Por esta época, por fin, a Paul se le fue olvidando el retrato de su madre. Reemplazó a Aline Gauguin otro tema obsesivo: la convicción de que la sociedad secreta de los Ariori todavía existía. Había leído sobre ella en el libro del cónsul MoerenhouT dedicado a las antiguas creencias de los maoríes que le prestó el colono Auguste Goupil. y un buen día se puso a afirmar a diestra y siniestra que los nativos de Tahití mantenían la existencia de esta sociedad mítica en la clandestinidad, defendiéndola celosamente de los forasteros, europeos o chinos. Pau'ura le decía que veía visiones; los maoríes de la aldea que todavía venían a visitado le aseguraban que deliraba. Aquella sociedad secreta de los Ariori, dioses y señores de los antiguos tahitianos, la gran mayoría de ellos la desconocía por completo. Y los pocos maoríes que habían oído hablar de los Ariori le juraron que ya ningún nativo creía en semejantes antiguallas, que eran creencias enterradas en un brumoso pasado. Pero Paul, hombre terco y de ideas fijas, siguió día y noche, durante varios meses, con el tema de los Ariori. Y empezó a tallar ídolos y estatuas de madera y a pintar telas inspiradas en esos personajes fabulosos. Los Ariori le devolvieron las ganas de pintar.
«Me engañan», pensabas. Seguían viendo en ti a un europeo, a un popa a, no al bárbaro que eras ya en el alma. Unas pocas decenas de años de colonización francesa no podían haber borrado siglos de creencias, ritos, mitos. Era inevitable que, en un movimiento defensivo, los maoríes hubieran ocultado aquella tradición religiosa en una catacumba espiritual, fuera del alcance de pastores protestantes y de curas católicos, enemigos de sus dioses. La sociedad secreta de los Ariori, que hizo vivir a los maoríes de todas las islas su período más glorioso, estaba viva. Se reunirían en lo más espeso del bosque a celebrar las antiguas danzas y cantar, y se expresarían siempre en los tatuajes, que, aunque no tan elaborados y misteriosos como los de las islas Marquesas, también, pese a las prohibiciones, florecían en Tahití escondidos bajo los pareas. Esos tatuajes revelaban, a quien sabía leerlos, la posición del individuo en la jerarquía de los Ariori. Cuando Paul empezó a asegurar que, en el espeso silencio de los bosques, todavía se practicaban la prostitución sagrada, la antropofagia y los sacrificios humanos, en Punaauia corrió la voz de que, aunque tal vez era falso que el pintor tuviera lepra, lo probable.

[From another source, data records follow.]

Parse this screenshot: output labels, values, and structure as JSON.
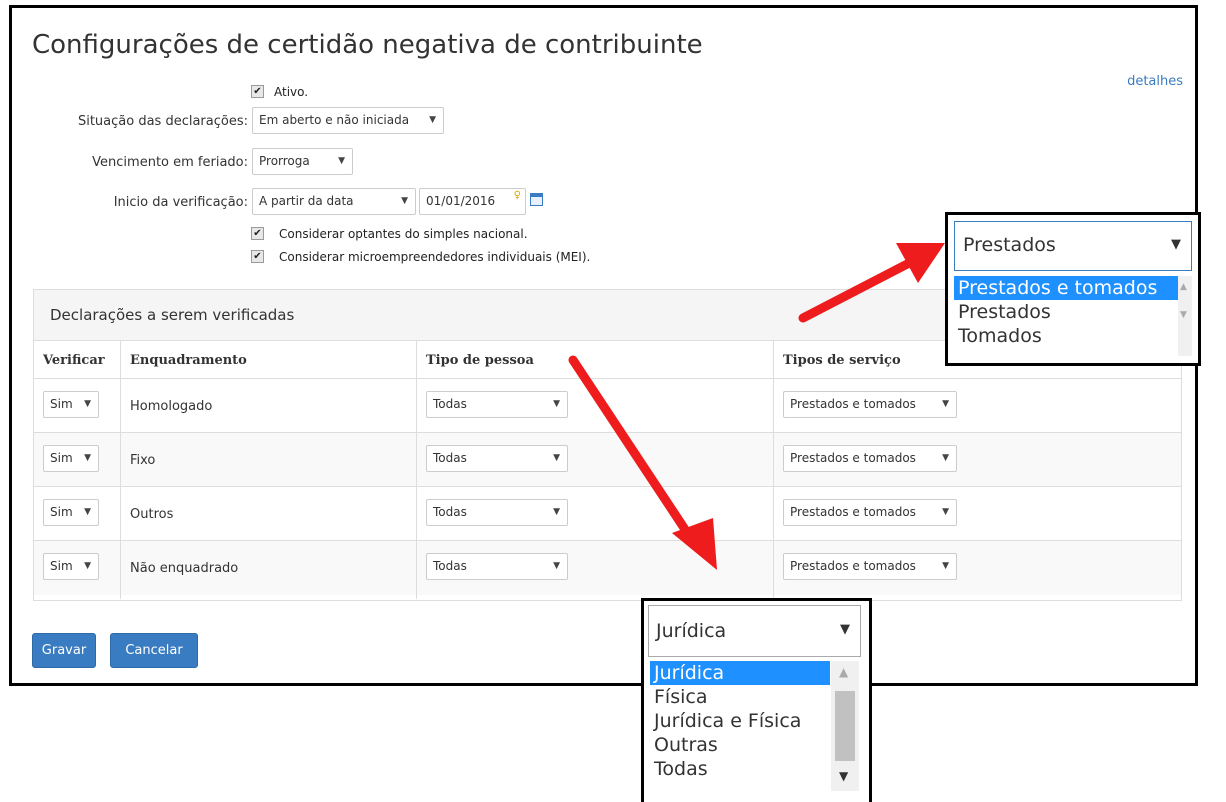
{
  "page_title": "Configurações de certidão negativa de contribuinte",
  "details_link": "detalhes",
  "form": {
    "ativo_label": "Ativo.",
    "situacao_label": "Situação das declarações:",
    "situacao_value": "Em aberto e não iniciada",
    "vencimento_label": "Vencimento em feriado:",
    "vencimento_value": "Prorroga",
    "inicio_label": "Inicio da verificação:",
    "inicio_value": "A partir da data",
    "inicio_date": "01/01/2016",
    "simples_label": "Considerar optantes do simples nacional.",
    "mei_label": "Considerar microempreendedores individuais (MEI)."
  },
  "panel": {
    "title": "Declarações a serem verificadas",
    "headers": [
      "Verificar",
      "Enquadramento",
      "Tipo de pessoa",
      "Tipos de serviço"
    ],
    "rows": [
      {
        "verificar": "Sim",
        "enquadramento": "Homologado",
        "tipo": "Todas",
        "servico": "Prestados e tomados"
      },
      {
        "verificar": "Sim",
        "enquadramento": "Fixo",
        "tipo": "Todas",
        "servico": "Prestados e tomados"
      },
      {
        "verificar": "Sim",
        "enquadramento": "Outros",
        "tipo": "Todas",
        "servico": "Prestados e tomados"
      },
      {
        "verificar": "Sim",
        "enquadramento": "Não enquadrado",
        "tipo": "Todas",
        "servico": "Prestados e tomados"
      }
    ]
  },
  "buttons": {
    "save": "Gravar",
    "cancel": "Cancelar"
  },
  "popup_servico": {
    "selected": "Prestados",
    "options": [
      "Prestados e tomados",
      "Prestados",
      "Tomados"
    ],
    "highlighted": 0
  },
  "popup_pessoa": {
    "selected": "Jurídica",
    "options": [
      "Jurídica",
      "Física",
      "Jurídica e Física",
      "Outras",
      "Todas"
    ],
    "highlighted": 0
  },
  "colors": {
    "accent": "#3a7cc1",
    "highlight": "#1e90ff",
    "arrow": "#ee1c1c"
  },
  "icons": {
    "checkbox": "checkmark",
    "calendar": "calendar-icon",
    "dropdown": "triangle-down"
  }
}
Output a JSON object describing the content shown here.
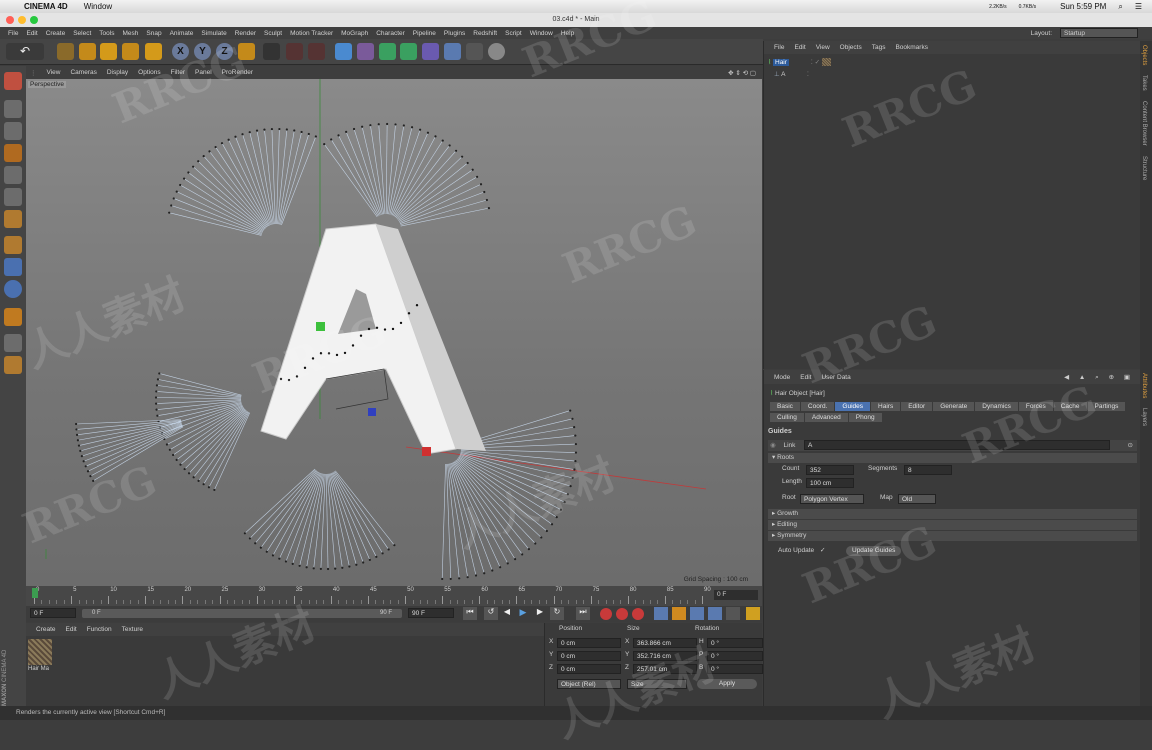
{
  "mac_menubar": {
    "app_name": "CINEMA 4D",
    "menu": "Window",
    "clock": "Sun 5:59 PM",
    "net_up": "2.2KB/s",
    "net_down": "0.7KB/s"
  },
  "window": {
    "title": "03.c4d * - Main"
  },
  "menubar": [
    "File",
    "Edit",
    "Create",
    "Select",
    "Tools",
    "Mesh",
    "Snap",
    "Animate",
    "Simulate",
    "Render",
    "Sculpt",
    "Motion Tracker",
    "MoGraph",
    "Character",
    "Pipeline",
    "Plugins",
    "Redshift",
    "Script",
    "Window",
    "Help"
  ],
  "layout": {
    "label": "Layout:",
    "value": "Startup"
  },
  "viewport_menu": [
    "View",
    "Cameras",
    "Display",
    "Options",
    "Filter",
    "Panel",
    "ProRender"
  ],
  "viewport": {
    "camera_label": "Perspective",
    "grid_spacing": "Grid Spacing : 100 cm"
  },
  "object_manager": {
    "menu": [
      "File",
      "Edit",
      "View",
      "Objects",
      "Tags",
      "Bookmarks"
    ],
    "objects": [
      {
        "name": "Hair"
      },
      {
        "name": "A"
      }
    ]
  },
  "right_tabs": [
    "Objects",
    "Takes",
    "Content Browser",
    "Structure"
  ],
  "right_tabs_lower": [
    "Attributes",
    "Layers"
  ],
  "attributes": {
    "menu": [
      "Mode",
      "Edit",
      "User Data"
    ],
    "object_title": "Hair Object [Hair]",
    "tabs_row1": [
      "Basic",
      "Coord.",
      "Guides",
      "Hairs",
      "Editor",
      "Generate",
      "Dynamics",
      "Forces",
      "Cache",
      "Partings"
    ],
    "tabs_row2": [
      "Culling",
      "Advanced",
      "Phong"
    ],
    "active_tab": "Guides",
    "section_title": "Guides",
    "link_label": "Link",
    "link_value": "A",
    "roots_section": "Roots",
    "count_label": "Count",
    "count_value": "352",
    "segments_label": "Segments",
    "segments_value": "8",
    "length_label": "Length",
    "length_value": "100 cm",
    "root_label": "Root",
    "root_value": "Polygon Vertex",
    "map_label": "Map",
    "map_value": "Old",
    "collapsed_sections": [
      "Growth",
      "Editing",
      "Symmetry"
    ],
    "auto_update_label": "Auto Update",
    "auto_update_check": "✓",
    "update_guides_button": "Update Guides"
  },
  "timeline": {
    "ticks": [
      "0",
      "5",
      "10",
      "15",
      "20",
      "25",
      "30",
      "35",
      "40",
      "45",
      "50",
      "55",
      "60",
      "65",
      "70",
      "75",
      "80",
      "85",
      "90"
    ],
    "current_frame_field": "0 F",
    "start_field": "0 F",
    "range_start": "0 F",
    "range_end": "90 F",
    "end_field": "90 F"
  },
  "material_manager": {
    "menu": [
      "Create",
      "Edit",
      "Function",
      "Texture"
    ],
    "materials": [
      {
        "name": "Hair Ma"
      }
    ]
  },
  "coordinates": {
    "headers": [
      "Position",
      "Size",
      "Rotation"
    ],
    "rows": [
      {
        "axis": "X",
        "pos": "0 cm",
        "size_axis": "X",
        "size": "363.866 cm",
        "rot_axis": "H",
        "rot": "0 °"
      },
      {
        "axis": "Y",
        "pos": "0 cm",
        "size_axis": "Y",
        "size": "352.716 cm",
        "rot_axis": "P",
        "rot": "0 °"
      },
      {
        "axis": "Z",
        "pos": "0 cm",
        "size_axis": "Z",
        "size": "257.01 cm",
        "rot_axis": "B",
        "rot": "0 °"
      }
    ],
    "mode_select": "Object (Rel)",
    "size_select": "Size",
    "apply_button": "Apply"
  },
  "statusbar": {
    "text": "Renders the currently active view [Shortcut Cmd+R]"
  },
  "brand": {
    "maxon": "MAXON",
    "c4d": "CINEMA 4D"
  },
  "watermark": {
    "text": "RRCG",
    "cn": "人人素材"
  },
  "colors": {
    "accent": "#4a72b0",
    "bg": "#3d3d3d",
    "viewport": "#7f7f7f"
  }
}
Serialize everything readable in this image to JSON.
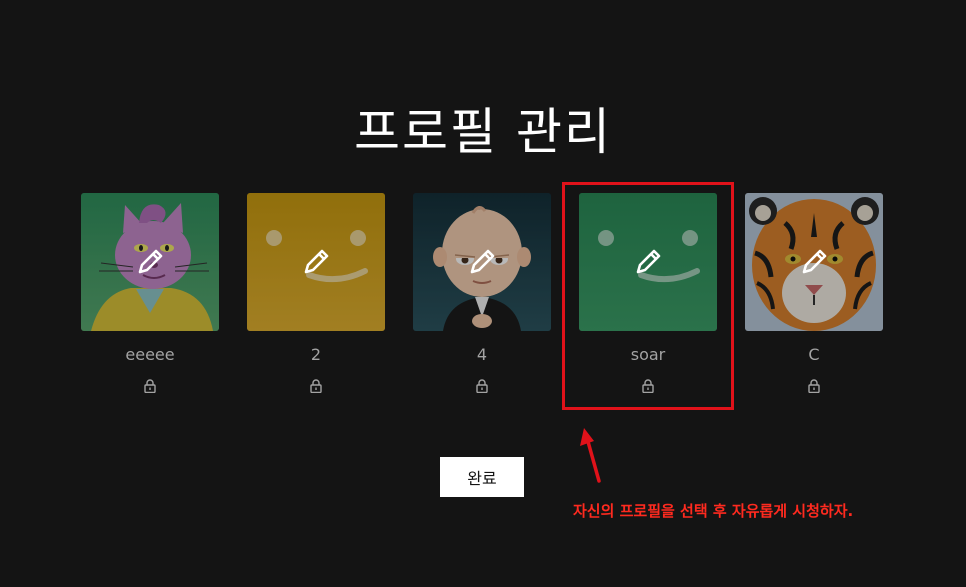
{
  "page": {
    "title": "프로필 관리"
  },
  "profiles": [
    {
      "name": "eeeee",
      "avatar": "cat-cartoon-avatar",
      "bg": "#2a8a57"
    },
    {
      "name": "2",
      "avatar": "smiley-yellow-avatar",
      "bg": "#d4a017"
    },
    {
      "name": "4",
      "avatar": "boss-baby-avatar",
      "bg": "#1f3a44"
    },
    {
      "name": "soar",
      "avatar": "smiley-green-avatar",
      "bg": "#2a8a57"
    },
    {
      "name": "C",
      "avatar": "tiger-avatar",
      "bg": "#c8702a"
    }
  ],
  "actions": {
    "done_label": "완료"
  },
  "annotation": {
    "text": "자신의 프로필을 선택 후 자유롭게 시청하자.",
    "color": "#ff2a1f"
  },
  "icons": {
    "edit": "pencil-icon",
    "lock": "lock-icon"
  }
}
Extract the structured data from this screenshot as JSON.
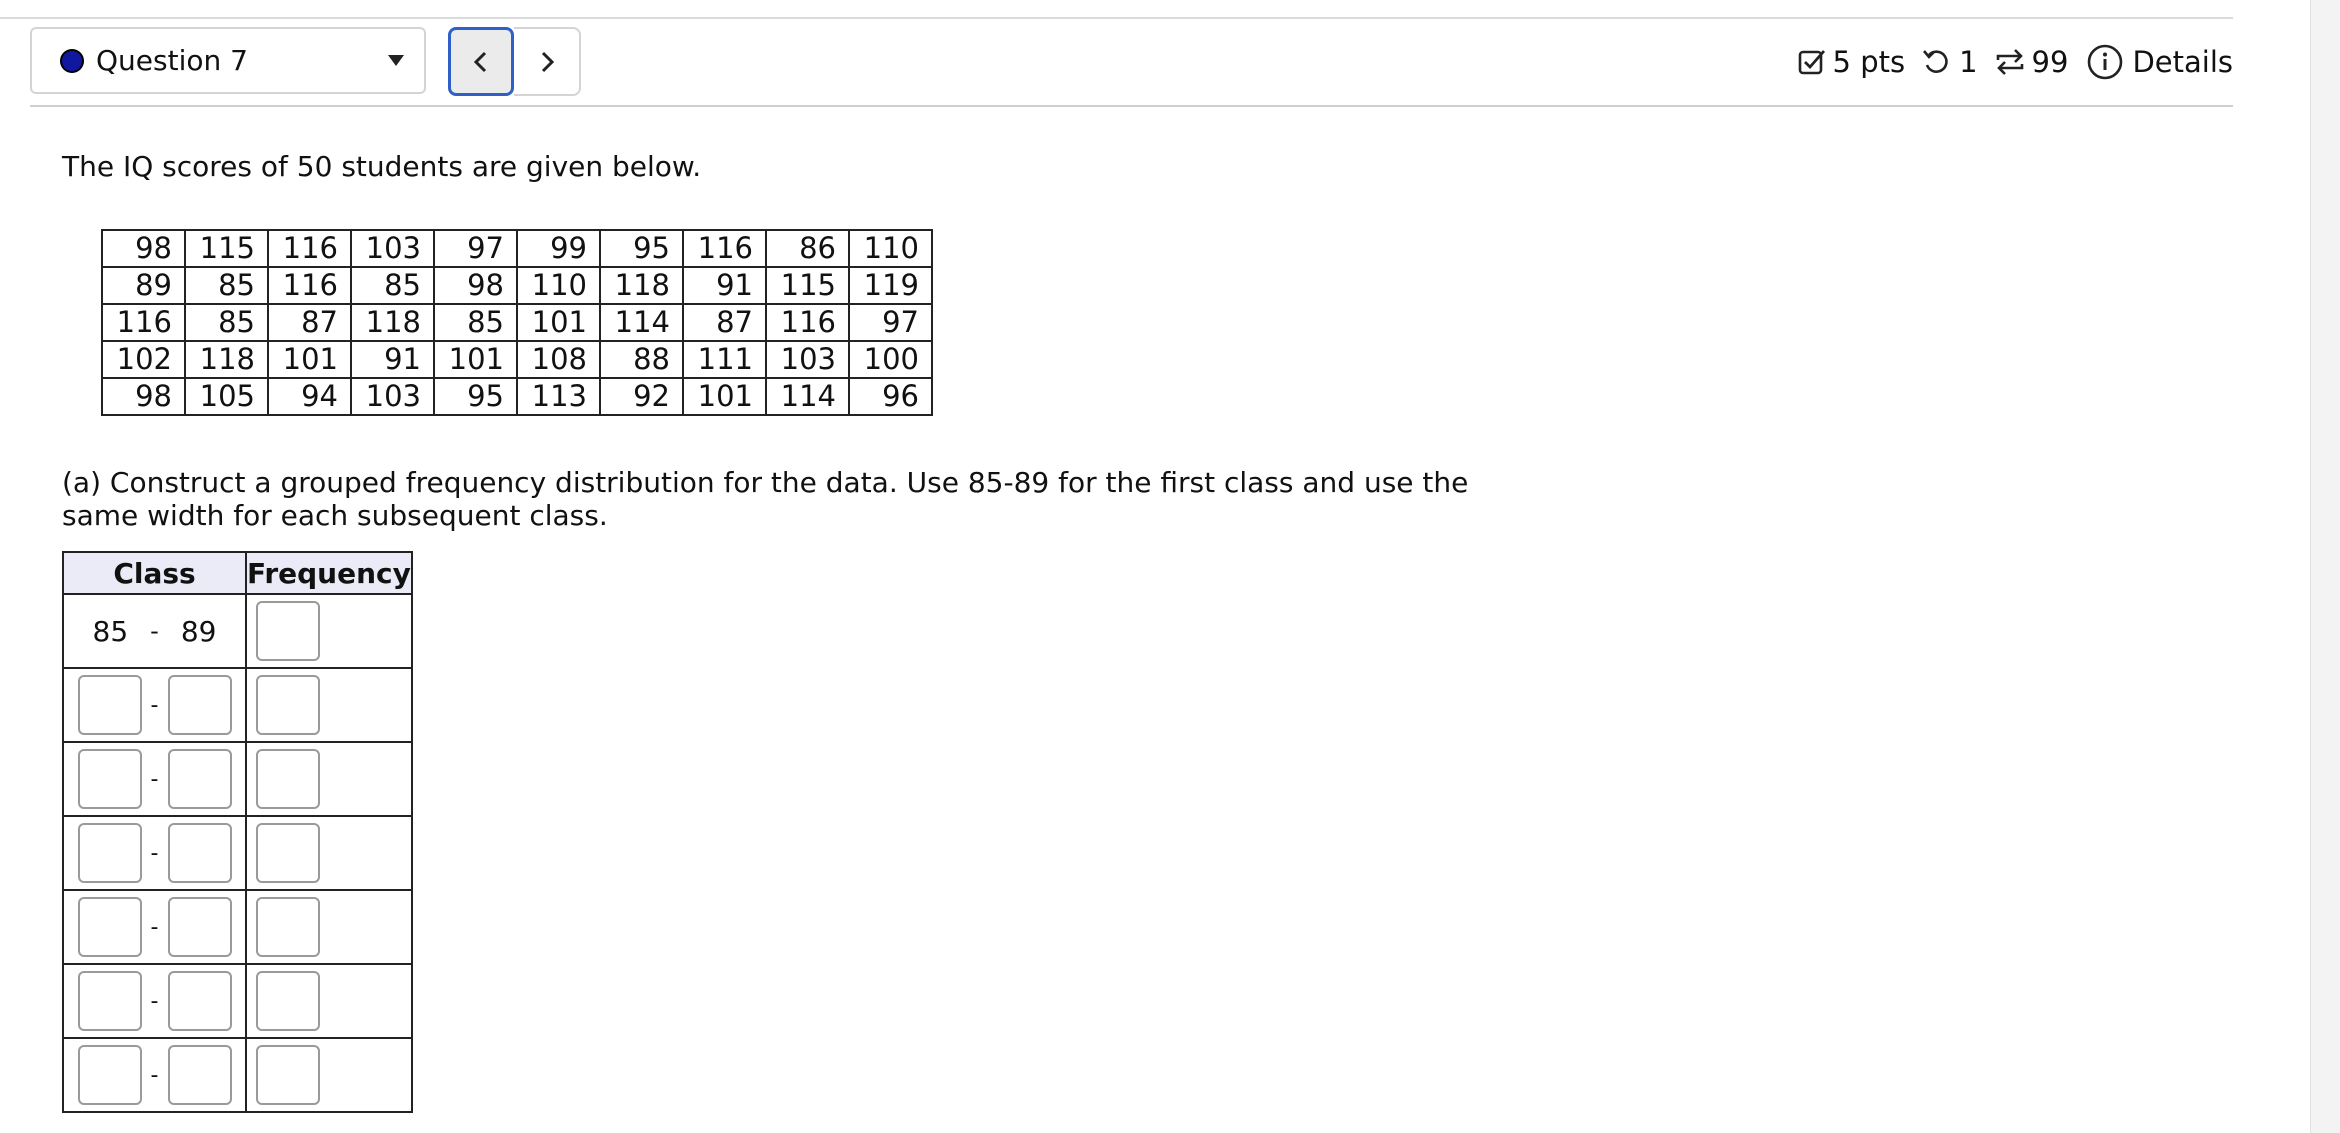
{
  "header": {
    "question_label": "Question 7",
    "points": "5 pts",
    "attempts": "1",
    "retries": "99",
    "details_label": "Details",
    "accent_color": "#1118a0"
  },
  "problem": {
    "prompt": "The IQ scores of 50 students are given below.",
    "scores": [
      [
        "98",
        "115",
        "116",
        "103",
        "97",
        "99",
        "95",
        "116",
        "86",
        "110"
      ],
      [
        "89",
        "85",
        "116",
        "85",
        "98",
        "110",
        "118",
        "91",
        "115",
        "119"
      ],
      [
        "116",
        "85",
        "87",
        "118",
        "85",
        "101",
        "114",
        "87",
        "116",
        "97"
      ],
      [
        "102",
        "118",
        "101",
        "91",
        "101",
        "108",
        "88",
        "111",
        "103",
        "100"
      ],
      [
        "98",
        "105",
        "94",
        "103",
        "95",
        "113",
        "92",
        "101",
        "114",
        "96"
      ]
    ],
    "part_a": "(a) Construct a grouped frequency distribution for the data. Use 85-89 for the first class and use the same width for each subsequent class."
  },
  "freq_table": {
    "col_class": "Class",
    "col_frequency": "Frequency",
    "first_class_low": "85",
    "first_class_sep": "-",
    "first_class_high": "89",
    "blank_row_sep": "-",
    "blank_rows": 6
  }
}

era que hubiera perdido la razón. La gente terminó riéndose de él cuando les pedía, a veces implorante, a veces furioso, que le revelaran el secreto de los tatuajes, y que lo iniciaran en la sociedad de los Ariori: Koke había hecho ya bastantes méritos, Koke ya se había vuelto un maorí.
Una carta de Mette cerró esa siniestra etapa con un golpe final. Una carta seca, fría, escrita hacía dos meses y medio: su hija Aline, poco después de cumplir veinte años, había fallecido ese enero, a consecuencia de una pulmonía contraída debido al frío al que estuvo expuesta al regresar de un baile, en Copenhague.
– Ahora ya sé por qué, desde que volví de Europa, me ha perseguido el recuerdo de mi madre y de su retrato -le dijo Paul a Pau'ura, con la carta de Mette en las manos-. Era un anuncio. Mi hija se llamaba Aline en recuerdo de ella. Era también delicada, algo tímida. Espero que no sufriera tanto en su infancia como la otra Aline Gauguin.
– Yo tengo hambre -lo interrumpió Pau'ura, tocándose el estómago, con una expresión cómica-. No se puede vivir sin comer, Koke. ¿No has visto qué flaco estás? Tienes que hacer algo para que comamos.